The data sharing drew ethical and privacy concerns.

On Monday, Crisis Text Line announced that it had ended the arrangement.

“We understand that you don’t want Crisis Text Line to share any data with Loris, even though the data is handled securely, anonymized and scrubbed of personally identifiable information,” Crisis Text Line wrote in a statement on its website. “As a result, we have ended our data-sharing relationship with Loris.”

Crisis Text Line was founded in 2013 and has been applauded for using technology to solve mental health issues such as anxiety, emotional abuse, and suicidal thoughts. Over the years, the nonprofit has collected what it described as “the largest mental health data set in the world.”

In 2018, the nonprofit launched Loris, a software company that creates customer service products by analyzing data provided by Crisis Text Line.

After POLITICO exposed the data sharing relationship, Crisis Text Line has faced backlash and was encouraged to end the relationship.

The nonprofit defended the relationship as “ethically sound,” arguing that it provides Loris with anonymized data.

But data and privacy experts have previously warned that studies have shown that anonymized data can be traced to specific individuals.
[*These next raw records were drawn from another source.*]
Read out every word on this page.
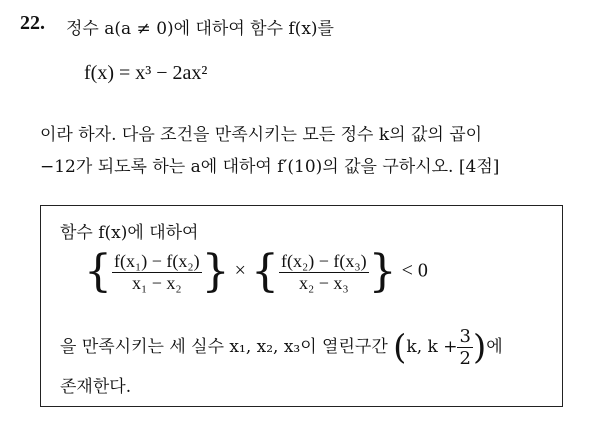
22. 정수 a(a ≠ 0)에 대하여 함수 f(x)를
f(x) = x³ − 2ax²
이라 하자. 다음 조건을 만족시키는 모든 정수 k의 값의 곱이
−12가 되도록 하는 a에 대하여 f′(10)의 값을 구하시오. [4점]
함수 f(x)에 대하여
{ $\frac{\text{f(x₁) − f(x₂)}}{\text{x₁ − x₂}}$ } × { $\frac{\text{f(x₂) − f(x₃)}}{\text{x₂ − x₃}}$ } < 0
을 만족시키는 세 실수 x₁, x₂, x₃이 열린구간 (k, $k + \frac{3}{2}$ )에
존재한다.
The organization further argued that people using its hotline agree to a 50-paragraph disclosure that clearly outlines its data practices.

In a series of tweets on Monday morning, Electronic Privacy Information Center (EPIC) executive director Alan Butler criticized the data sharing, saying “commercial use of this data is anathema and should not happen. Full stop.”

“The problem is that their arrangement appears to extract commercial value out of the most sensitive, intimate, and vulnerable moments in the lives of those individuals seeking mental health assistance and from the responses of hard-working volunteers,” Butler wrote in another tweet.

Sen. Kirsten Gillibrand (D-NY) argued, “Someone seeking help in a crisis shouldn’t have to worry about their data being sold.” She added that Congress should get serious about a bill she is sponsoring that will lead to the creation of a federal data protection agency in the US.

Republican Federal Communication Commission (FCC) commissioner Brendan Carr sent a letter to Crisis Text Line and Loris calling on them to end the data sharing in order “to preserve the integrity of mental health hotlines.”